A solution to the first problem that aggravates the second is no solution at all. Affirmative action is a way to ensure that diversity is obtained and maintained in schools and in the workplace.
In so doing it also helps create tolerant communities because it exposes people to a variety of cultures and ideas that are different from their own.
It helps disadvantaged people who come from areas of the country where there are not very many opportunities be able to advance where they otherwise could not.
In other words, it gives everyone an equal playing field. Affirmative action is a way to help compensate for the fact that, due to many years of oppression, some races "started late in the race. Affirmative action is reverse discrimination. The past discrimination against certain minority groups does not justify present discrimination against non-minorities.
All people are equal under the laws of the United States of America and should be treated accordingly.
It destroys the idea of a meritocracy and instead puts race as the dominant factor in admissions and hiring procedures. The best people for the position should be put there, regardless of race. Affirmative action reinforces stereotypes and racism because of the previous point.
People given a position purely because of affirmative action often are not qualified, and the idea that all people of that race must be "stupid" is perpetuated. Also, it presupposes that all people of the same skin color are from the lower class, and therefore need help.
This also reinforces stereotypes and even embeds them permanently into the system. People with the same skin color are not necessarily the same in opinion or even culture.

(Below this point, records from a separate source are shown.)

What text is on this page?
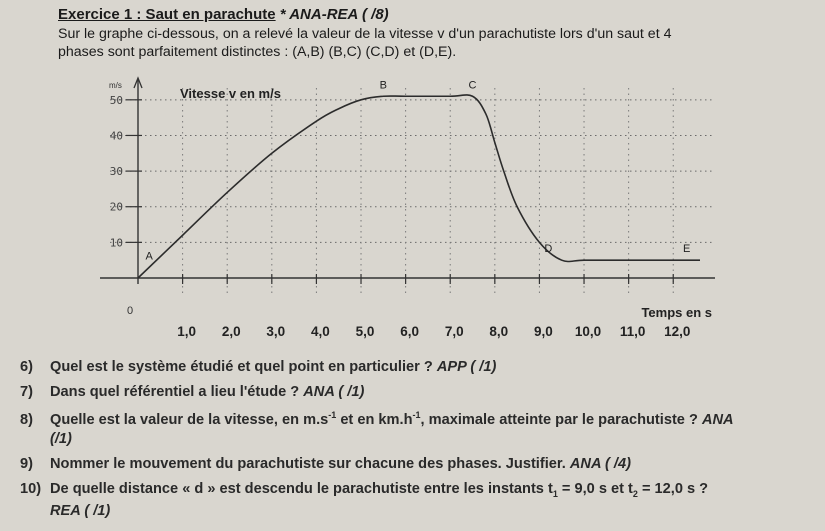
Exercice 1 : Saut en parachute * ANA-REA ( /8)
Sur le graphe ci-dessous, on a relevé la valeur de la vitesse v d'un parachutiste lors d'un saut et 4
phases sont parfaitement distinctes : (A,B) (B,C) (C,D) et (D,E).
10
20
30
40
50
1,0 2,0 3,0 4,0 5,0 6,0 7,0 8,0 9,0 10,0 11,0 12,0
0
Vitesse v en m/s
m/s
Temps en s
A
B	C
D	E
6) Quel est le système étudié et quel point en particulier ? APP ( /1)
7) Dans quel référentiel a lieu l'étude ? ANA ( /1)
8) Quelle est la valeur de la vitesse, en $m.s^{-1}$ et en $km.h^{-1}$, maximale atteinte par le parachutiste ? ANA
(/1)
9) Nommer le mouvement du parachutiste sur chacune des phases. Justifier. ANA ( /4)
10) De quelle distance « d » est descendu le parachutiste entre les instants $t_1 = 9,0$ s et $t_2 = 12,0$ s ?
REA ( /1)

A short article containing a typical argument against affirmative action. The Government on the whole, however, has maintained a position somewhere in the middle. On the one hand, the Supreme Court has banned the use of strict quotas in universities.
However, affirmative action still remains a policy supported by the Federal Government and legal everywhere except for California and Texas, where other policies have been adopted.
Still, the debate continues on how we as an American society can truly embrace diversity.Affirmative action is when a minority is given extra 'points' or such just for being a minority.
Basically, any member of a minority group is given the advantage just for bei ng a minority. Arguments in favor of affirmative action include the following: Affirmative action is necessary to create fairness and equal opportunity in organizations because discrimination is so ingrained Affirmative action will stimulate interest in advancing at lower levels of the organization.
Since affirmative action is an ethical issue, the real question is whether or not affirmative action increases fairness in the admissions process.
Additionally, the question is raised on what role diversity plays in both the academic mission of . I wrote a research paper in high school arguing for affirmative action, and by the time I reached the end of it, I realized that I don't support the policy.I read the supreme court cases, the executive order that essentially "created" the policy, and read diverse opinions both for and against affirmative action.
Finally, those who would eradicate affirmative action because it "stigmatizes" minorities have two flaws in their argument. Stigma is the product of racist attitudes that still persist today. As a result, killing affirmative action would do little, probably nothing, to ameliorate the stigmatization of minorities.
Affirmative action is a way to help compensate for the fact that, due to many years of oppression, some races "started late in the race." Again, it helps level the playing field. A short essay which contains the typical arguments for affirmative action Arguments AGAINST Affirmative Action: Affirmative action is reverse discrimination.